The Metropolitan Police and the college are ‘thrilled’ with the way in which the partnership and the course have developed, and are keen to see how they can develop further.
South Tyneside College
The emphasis on employer engagement is clearly stated in the college’s strategic objectives and permeates all aspects of curriculum delivery, not just HE. Considerable efforts are made to maintain and develop close, fruitful working relationships with employers, and there is a clear ‘employer focus’ throughout, with a strong strategic direction from management.
Staff actively engage employers in developing programme structures, module content and assessment and in ongoing dialogue about the delivery of programmes. Many staff have extensive industrial experience, which ensures that they appreciate and understand employers’ perspectives on their staff training needs. In the marine provision, marine employers and the Merchant Navy Training Board have clear influence on the design of the programmes, and employers are weekly college visitors. Study is a mix of work-based learning at sea and college attendance.
The SSC and marine employers are willing to contribute to the preparation of framework documents that stipulate and regulate course content to meet their needs. The
programmes devised often require the college to adapt previous programmes, through unique centre-devised units or industry-accredited syllabuses, to meet their current and anticipated training needs.
Training programmes are reviewed every five years.
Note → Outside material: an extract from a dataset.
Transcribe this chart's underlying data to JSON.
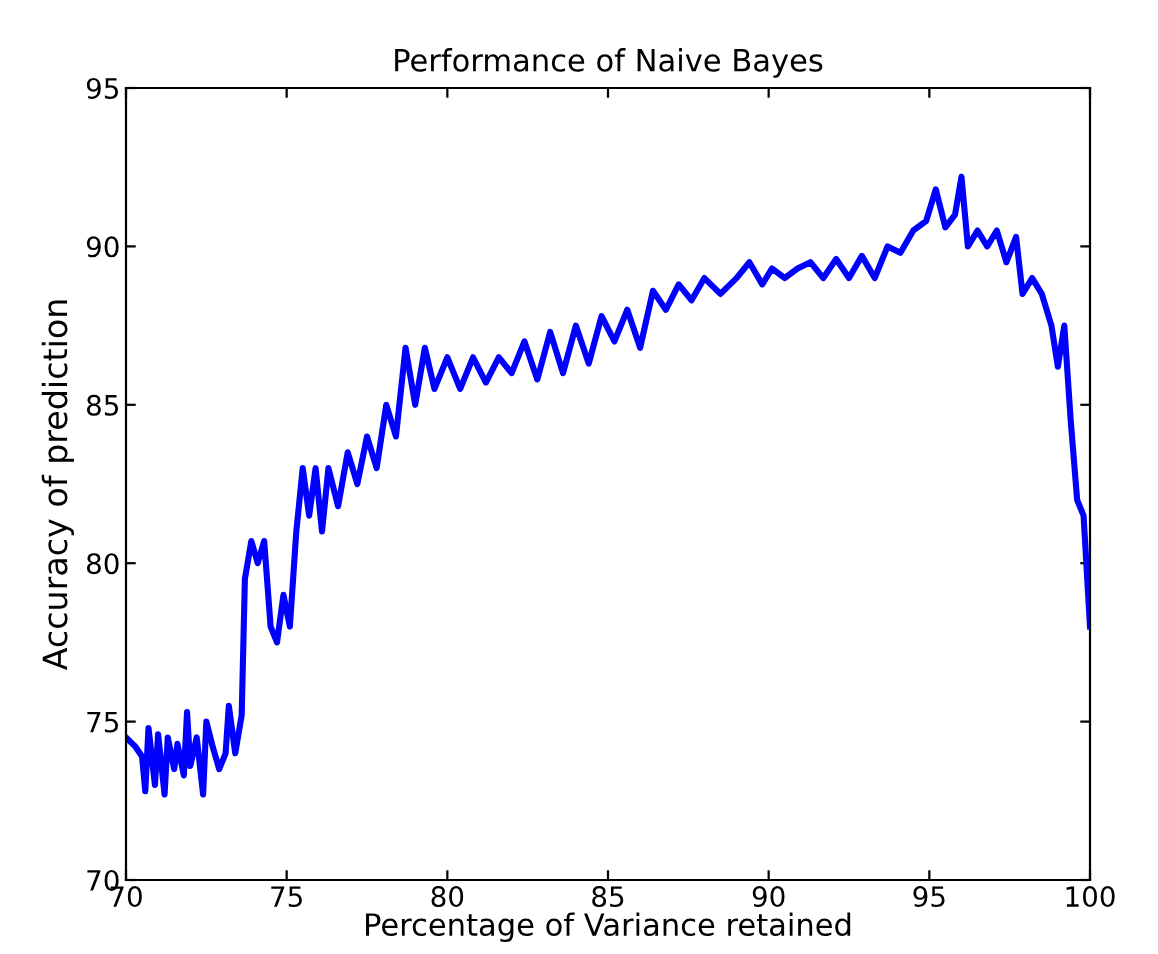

This ensures the currency of the curricula, but imposes a high workload on employers, the SSC and curriculum developers and delivery staff.
Wiltshire College
Employer involvement in Wiltshire College’s foundation degree in Animal Science is significant, and often results in students gaining employment with an employer with whom they have built up a relationship through the course. Employers were heavily involved in the initial design of the course and continue to comment on the relevance of the curriculum through an Industrial Liaison Committee.
The college has an animal centre stocked with species to represent those kept by local employers, and employers work with the college to determine care and management procedures in the centre. In their first year, students develop appropriate care and
management skills to employer standards through working in the animal centre. In between years one and two, students undertake a 10-week placement with an employer; the course team matches students and employers carefully in terms of skills developed and needed. Students are able to undertake managerial, supervisory and training roles in these
placements because of the skills they have developed in the animal centre, and start their second-year research project with a live brief commissioned by the employer.
The employer provides feedback to the college on the student’s performance on the placement. The personal development journal which is used to assess the work-based learning incorporates these comments, and therefore affects the student’s assessment. Students continue their relationship with the employer through the research project, but many often also gain part-time jobs and/or the promise of full-time employment on completion of the programme.